As many of you might know already, a member of our little blogging community recently suffered a loss in his family. Our friend Night Writer, and his family, are grieving over the loss of their beloved cavy. (guinea pig, for you laymen) As adults, most of us can accept the inevitability of losing a pet a little better than our kids; but that's not to say it doesn't hurt us any less, or prevent us from grieving as well. I've lost some pets as an adult, and the tears came all too easy. Night Writer's loss got me to thinking about my first experience with the death of a pet.
I can't even remember how old I was at the time, but I do know I was in elementary school. Someone in our neighborhood was giving away kittens, and naturally I begged and pleaded with my parents to get one, and they ultimately relented. I named the cat Fluffy. I don't think we had it very long when, one sad morning, it slipped out of the house as my brother was leaving to go do his paper route. Later, when he was coming home, he found Fluffy run over and killed by a car. Well, we had a funeral service and buried Fluffy in the back yard. It was a long time before we had another pet.

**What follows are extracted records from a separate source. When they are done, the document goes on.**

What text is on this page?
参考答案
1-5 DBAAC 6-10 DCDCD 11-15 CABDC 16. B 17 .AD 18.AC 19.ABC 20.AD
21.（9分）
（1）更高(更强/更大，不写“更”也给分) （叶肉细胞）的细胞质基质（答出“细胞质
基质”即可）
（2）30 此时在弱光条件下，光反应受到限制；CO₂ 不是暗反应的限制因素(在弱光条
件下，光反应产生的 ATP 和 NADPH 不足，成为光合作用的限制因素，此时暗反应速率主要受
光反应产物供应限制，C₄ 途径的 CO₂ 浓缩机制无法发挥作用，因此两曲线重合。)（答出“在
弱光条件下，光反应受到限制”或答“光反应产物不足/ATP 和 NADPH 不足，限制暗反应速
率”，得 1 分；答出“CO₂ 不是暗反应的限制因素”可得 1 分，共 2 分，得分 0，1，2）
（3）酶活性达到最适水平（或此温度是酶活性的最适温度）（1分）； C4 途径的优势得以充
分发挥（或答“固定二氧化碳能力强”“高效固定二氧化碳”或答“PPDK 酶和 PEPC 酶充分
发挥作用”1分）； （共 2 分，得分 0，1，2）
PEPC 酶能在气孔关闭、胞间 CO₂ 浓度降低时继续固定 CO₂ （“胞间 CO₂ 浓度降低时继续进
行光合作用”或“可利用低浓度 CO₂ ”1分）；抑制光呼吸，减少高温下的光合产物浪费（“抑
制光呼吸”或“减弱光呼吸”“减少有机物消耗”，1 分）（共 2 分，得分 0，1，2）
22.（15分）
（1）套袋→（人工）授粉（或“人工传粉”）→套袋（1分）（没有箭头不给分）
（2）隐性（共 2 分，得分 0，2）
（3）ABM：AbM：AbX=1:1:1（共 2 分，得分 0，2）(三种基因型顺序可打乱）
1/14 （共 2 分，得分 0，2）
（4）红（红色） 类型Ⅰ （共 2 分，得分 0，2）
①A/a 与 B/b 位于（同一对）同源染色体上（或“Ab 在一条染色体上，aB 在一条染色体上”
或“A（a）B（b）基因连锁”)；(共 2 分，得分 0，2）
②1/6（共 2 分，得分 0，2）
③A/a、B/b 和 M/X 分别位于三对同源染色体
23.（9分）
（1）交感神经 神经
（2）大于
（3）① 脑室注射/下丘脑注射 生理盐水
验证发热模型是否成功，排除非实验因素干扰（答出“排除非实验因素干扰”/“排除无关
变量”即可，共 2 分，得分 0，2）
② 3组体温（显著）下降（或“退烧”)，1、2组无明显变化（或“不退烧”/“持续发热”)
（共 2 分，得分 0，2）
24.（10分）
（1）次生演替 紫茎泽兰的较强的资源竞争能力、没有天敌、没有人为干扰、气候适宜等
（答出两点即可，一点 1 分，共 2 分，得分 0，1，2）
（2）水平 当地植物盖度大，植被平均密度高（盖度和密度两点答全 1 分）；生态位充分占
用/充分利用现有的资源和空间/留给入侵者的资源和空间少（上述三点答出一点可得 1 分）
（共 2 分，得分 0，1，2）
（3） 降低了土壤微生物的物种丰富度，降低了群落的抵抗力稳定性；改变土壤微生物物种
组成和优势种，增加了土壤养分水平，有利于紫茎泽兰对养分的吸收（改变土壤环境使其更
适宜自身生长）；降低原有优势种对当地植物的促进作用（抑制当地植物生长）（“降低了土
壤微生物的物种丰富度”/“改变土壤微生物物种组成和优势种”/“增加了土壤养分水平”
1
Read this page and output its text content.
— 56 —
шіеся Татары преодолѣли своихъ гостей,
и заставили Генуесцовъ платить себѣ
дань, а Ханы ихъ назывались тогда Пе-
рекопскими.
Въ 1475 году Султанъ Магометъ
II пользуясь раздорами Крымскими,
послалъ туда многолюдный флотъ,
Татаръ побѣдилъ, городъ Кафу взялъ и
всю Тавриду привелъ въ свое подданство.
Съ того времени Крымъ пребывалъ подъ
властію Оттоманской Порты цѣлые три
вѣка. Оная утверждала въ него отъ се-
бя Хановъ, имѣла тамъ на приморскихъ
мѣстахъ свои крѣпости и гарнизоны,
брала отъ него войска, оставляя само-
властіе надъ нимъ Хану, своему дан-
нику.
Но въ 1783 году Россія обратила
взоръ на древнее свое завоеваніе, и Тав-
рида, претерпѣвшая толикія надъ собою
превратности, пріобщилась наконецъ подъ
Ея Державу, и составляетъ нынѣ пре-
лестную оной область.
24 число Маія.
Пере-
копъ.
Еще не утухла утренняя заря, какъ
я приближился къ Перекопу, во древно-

I remember another incident from childhood as well. It was around Easter time, and my parents did the old buy some baby chicks for Easter routine. We got a kick out of them, and named them Huey and Louey. We had them for a few weeks, when one day I came home and they weren't around. My brothers and I asked what happened to them; whereupon my mom opened the oven and said there they are. Waaaaaaaaaaaaaaah. Turns out she had some pork chops cooking, and they had taken the chicks and given them to some farmer nearby. Thanks mom. Is a twisted and warped sense of humor genetic? I know which side of the family I get it from.